From cranberry sauce to a pumpkin roll and a Peruvian dish, you may want to serve these at your own gatherings this year.


 Mom’s zesty homemade cranberry sauce

• 1 cup water
• 1 cup orange juice, with pulp (fresh, when available)
• 1 cup sugar
• 1/4 teaspoon ground cinnamon
• 1/4 teaspoon ground allspice
• 1/4 teaspoon ground ginger
• 1/8 teaspoon ground nutmeg
• 1/8 teaspoon ground cloves
• 1/8 teaspoon salt

• 24 ounces (2 bags) cranberries, fresh, rinsed (may substitute frozen)

In a 3-quart heavy saucepan, over medium-high heat, add water, orange juice and sugar. Stir until sugar is dissolved and liquid comes to a low boil. In a small mixing bowl, stir together spices, then sprinkle mixture over boiling liquid, stirring to mix well.
Add cranberries and stir until sauce comes back to a low boil and cranberries begin to pop, approximately 10 minutes.
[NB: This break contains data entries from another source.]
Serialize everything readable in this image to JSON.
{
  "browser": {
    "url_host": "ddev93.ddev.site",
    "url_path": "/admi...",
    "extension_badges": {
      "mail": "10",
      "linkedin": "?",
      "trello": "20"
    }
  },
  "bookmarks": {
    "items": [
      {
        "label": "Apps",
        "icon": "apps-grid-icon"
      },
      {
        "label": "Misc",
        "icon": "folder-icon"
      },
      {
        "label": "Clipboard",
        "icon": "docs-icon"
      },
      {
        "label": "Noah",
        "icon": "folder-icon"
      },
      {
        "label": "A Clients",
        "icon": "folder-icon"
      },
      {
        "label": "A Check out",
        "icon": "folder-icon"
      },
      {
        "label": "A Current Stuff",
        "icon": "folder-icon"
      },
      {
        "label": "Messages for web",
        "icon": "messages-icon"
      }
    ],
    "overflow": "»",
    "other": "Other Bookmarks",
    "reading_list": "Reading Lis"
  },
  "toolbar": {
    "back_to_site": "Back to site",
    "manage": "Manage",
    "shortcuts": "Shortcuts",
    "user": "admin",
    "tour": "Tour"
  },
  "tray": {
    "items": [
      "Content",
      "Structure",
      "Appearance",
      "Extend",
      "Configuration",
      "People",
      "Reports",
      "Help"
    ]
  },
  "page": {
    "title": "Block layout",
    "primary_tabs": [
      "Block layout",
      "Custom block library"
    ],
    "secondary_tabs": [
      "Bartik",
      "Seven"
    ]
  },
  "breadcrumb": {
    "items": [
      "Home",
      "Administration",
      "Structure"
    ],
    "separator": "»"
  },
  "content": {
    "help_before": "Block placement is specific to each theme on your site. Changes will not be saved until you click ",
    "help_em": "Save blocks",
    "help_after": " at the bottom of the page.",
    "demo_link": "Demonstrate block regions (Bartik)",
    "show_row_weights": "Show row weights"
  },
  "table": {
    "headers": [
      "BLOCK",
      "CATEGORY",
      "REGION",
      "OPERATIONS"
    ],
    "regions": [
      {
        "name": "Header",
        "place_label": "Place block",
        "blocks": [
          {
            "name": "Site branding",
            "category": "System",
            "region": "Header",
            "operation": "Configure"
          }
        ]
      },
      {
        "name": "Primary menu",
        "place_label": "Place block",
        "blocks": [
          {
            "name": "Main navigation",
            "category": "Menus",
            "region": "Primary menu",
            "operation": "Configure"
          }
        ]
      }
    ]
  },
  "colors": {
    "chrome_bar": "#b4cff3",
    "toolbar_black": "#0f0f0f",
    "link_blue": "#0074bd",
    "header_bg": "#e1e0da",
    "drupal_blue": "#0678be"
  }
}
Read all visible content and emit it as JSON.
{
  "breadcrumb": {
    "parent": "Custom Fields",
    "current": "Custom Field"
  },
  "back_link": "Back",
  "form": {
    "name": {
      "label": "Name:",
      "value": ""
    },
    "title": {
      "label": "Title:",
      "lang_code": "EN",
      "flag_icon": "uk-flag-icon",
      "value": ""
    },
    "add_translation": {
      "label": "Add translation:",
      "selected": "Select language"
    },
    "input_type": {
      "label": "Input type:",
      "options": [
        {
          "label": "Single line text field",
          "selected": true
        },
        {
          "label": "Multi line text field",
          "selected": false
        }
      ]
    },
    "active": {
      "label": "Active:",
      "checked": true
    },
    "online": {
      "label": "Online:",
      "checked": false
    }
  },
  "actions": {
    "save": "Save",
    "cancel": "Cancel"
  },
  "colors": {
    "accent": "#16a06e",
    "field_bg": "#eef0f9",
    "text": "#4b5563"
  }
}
If a thicker sauce is desired, continue to cook on low heat, stirring often. Cranberry sauce will continue to thicken after being transferred to a serving bowl or storage container. May be served warm or at room temperature. Keep covered and refrigerated up to 10 days. May be frozen in an airtight container for up to 2 months. Makes about four cups.
Cook’s notes: Cooking time is 20 minutes. A great make-ahead holiday treat.
Source: Chandler Holland, a freshman at Warren Wilson College

Pumpkin roll

• Two 3-ounce packages cream cheese, room temperature
• 1 stick butter (1/2 cup), room temperature
• 1/2 teaspoon vanilla extract
• 3 large eggs
• 1 cup granulated sugar
• 2/3 cup canned pumpkin
• 1 teaspoon lemon juice
• 3/4 cup all-purpose flour
• 1 teaspoon ground ginger
• 1/2 teaspoon salt
• 1 teaspoon baking powder
• 2 teaspoons ground cinnamon
• 1 cup pecans, finely chopped
• 1 cup confectioners’ sugar, plus more for sprinkling

Preheat the oven to 350 degrees F. Grease and flour a 17 1/2-by-12 1/2-inch jellyroll pan. With an electric mixer, beat the eggs, granulated sugar, pumpkin and lemon juice until smooth. Sift together the flour, ginger, salt, baking powder and cinnamon.
Add the sifted ingredients to the egg mixture and blend until fully combined. Spread the batter in the jellyroll pan. Sprinkle the dough with the chopped pecans. Bake until a cake tester inserted in the center comes out clean, 14 minutes. Let the cake cool in the pan for 5 minutes. Invert the cake onto a wire rack. Sprinkle some of the confectioner’ sugar on a large tea towel and carefully transfer the warm cake to the towel, folding the sides of the towel over the cake.
Roll the cake up in the towel and cool in the refrigerator thoroughly for about 45 minutes. With an electric mixer, combine the confectioners’ sugar, cream cheese, butter and vanilla and beat until smooth. Carefully unroll the cooled cake and spread the mixture on top of the cake. Gently re-roll the cake up and refrigerate it until you’re ready to slice and serve. Dust with confectioners’ sugar just before serving.
Source: Nancy Drago, a junior at Chapel Hill High School


• 2 cups cornstarch
• ⅔ cup butter
• 4 spoonfuls sugar
• 4 teaspoons baking powder
• 4 egg yolks
• 5 spoonfuls orange juice
• 2 tablespoons milk
• 1 can of condensed milk
• Powdered sugar

Immerse the whole can of condensed milk (you can remove the label if you want) for one hour. Make sure it is submerged in the water. After one hour, put the condensed milk in the fridge for 30 minutes.
Preheat the oven to 350 degrees F. Put sugar, eggs and butter in a bowl and mix. Slowly add the cornstarch and baking powder in small increments and mix into the bowl.
Add orange juice to the bowl. Knead the mixture in the bowl. If it is too dry, add milk. Roll the dough until it is 1/8th of an inch thick.
Cut round cookie shapes out of the dough and place them on a baking sheet. Put them in the oven for 15 to 20 minutes until golden brown. Let them cool. Spread condensed milk on the cookies and cover them with powdered sugar.
Cook’s notes: This recipe is my family’s version of the Peruvian dessert called Alfajores which we make for Thanksgiving every year.